いくら俺が他人の目を気にしねえって言っても、ヘンな噂を流されるのは気分が悪い。この仮想世界に来て、せっかく髪色の派手さで目立つことがなくなったってのに、こんなことで悪目立ちさせられたら堪ったもんじゃない。記事を作ったのは多分あの情報屋だろう。今度会ったら文句言ってやる。
「にしても、第一層攻略の時は『橙の勇士』に『白虎』で統一されてたのに、どんどん増えていくな。『命知らず』『バトルホリック』『タンポポヤン――」
「待てコラキリト、最後のはタダの悪口だろうが。しかも出所もすぐ分かるし。あのクソトゲ頭、まだ生きてんのかよ。とっととくたばれってんだ」
攻略会議でギャイギャイ言ってた男を思い出し、俺はついうんざりした声を出してしまった。今は第一層にある巨大ギルドに入ったとか聞いてはいるが、心底どうでもいい。

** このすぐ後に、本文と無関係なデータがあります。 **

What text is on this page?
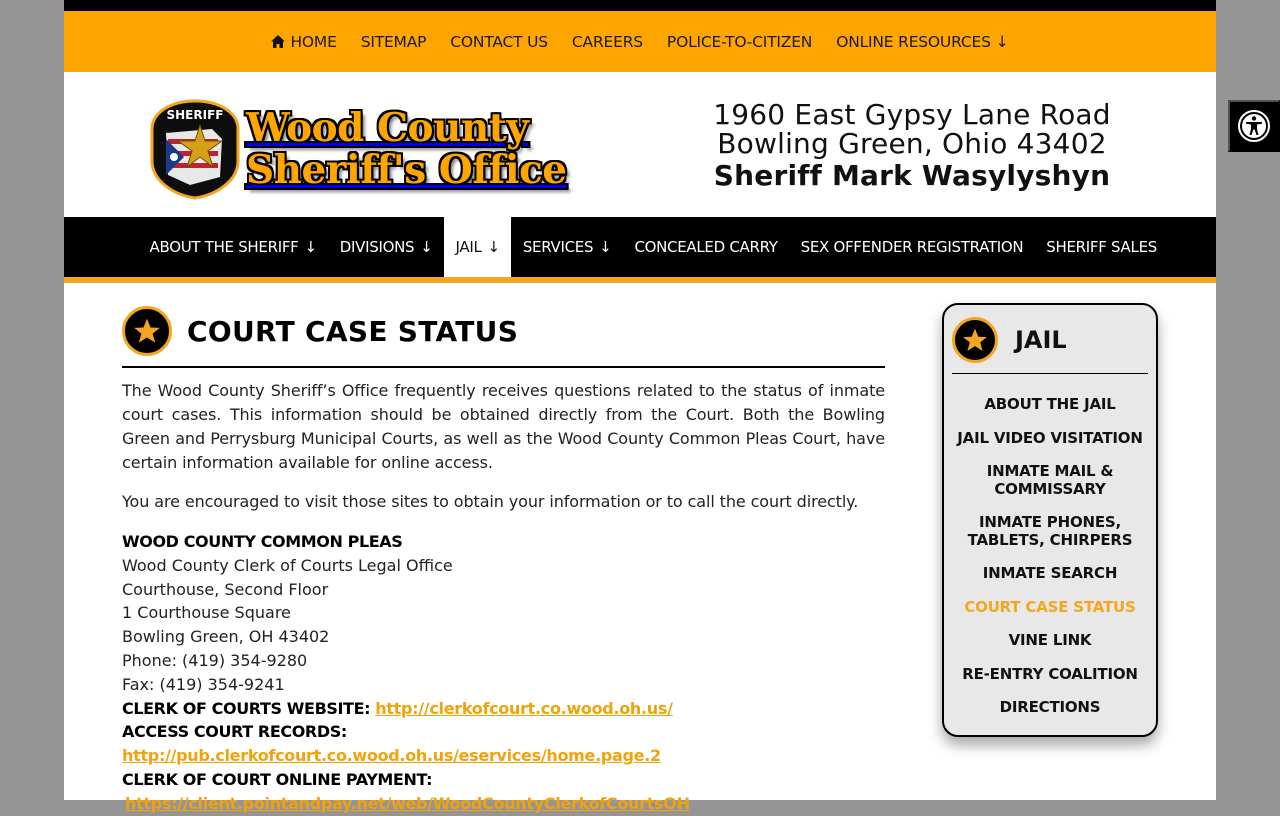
HOME SITEMAP CONTACT US CAREERS POLICE-TO-CITIZEN ONLINE RESOURCES ↓
SHERIFF Wood County
Sheriff's Office
1960 East Gypsy Lane Road
Bowling Green, Ohio 43402
Sheriff Mark Wasylyshyn
ABOUT THE SHERIFF ↓ DIVISIONS ↓ JAIL ↓ SERVICES ↓ CONCEALED CARRY SEX OFFENDER REGISTRATION SHERIFF SALES
COURT CASE STATUS

The Wood County Sheriff’s Office frequently receives questions related to the status of inmate court cases. This information should be obtained directly from the Court. Both the Bowling Green and Perrysburg Municipal Courts, as well as the Wood County Common Pleas Court, have certain information available for online access.

You are encouraged to visit those sites to obtain your information or to call the court directly.

WOOD COUNTY COMMON PLEAS
Wood County Clerk of Courts Legal Office
Courthouse, Second Floor
1 Courthouse Square
Bowling Green, OH 43402
Phone: (419) 354-9280
Fax: (419) 354-9241
CLERK OF COURTS WEBSITE: http://clerkofcourt.co.wood.oh.us/
ACCESS COURT RECORDS: http://pub.clerkofcourt.co.wood.oh.us/eservices/home.page.2
CLERK OF COURT ONLINE PAYMENT:
https://client.pointandpay.net/web/WoodCountyClerkofCourtsOH
JAIL
ABOUT THE JAIL
JAIL VIDEO VISITATION
INMATE MAIL & COMMISSARY
INMATE PHONES, TABLETS, CHIRPERS
INMATE SEARCH
COURT CASE STATUS
VINE LINK
RE-ENTRY COALITION
DIRECTIONS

尚、余談だが、ディアベルはスキル教室をやってた面子に仲間入りしたらしい。スキルの他にも戦闘時の連携の基礎なんかも教えたりして、初級プレイヤー諸氏を支えているそうだ。ちょくちょく連絡を取って調子を聞いている限りでは、なかなか評判はいいとのこと。あの時の抜け駆けを気に病みすぎてもいないようだし、平穏で何よりだ。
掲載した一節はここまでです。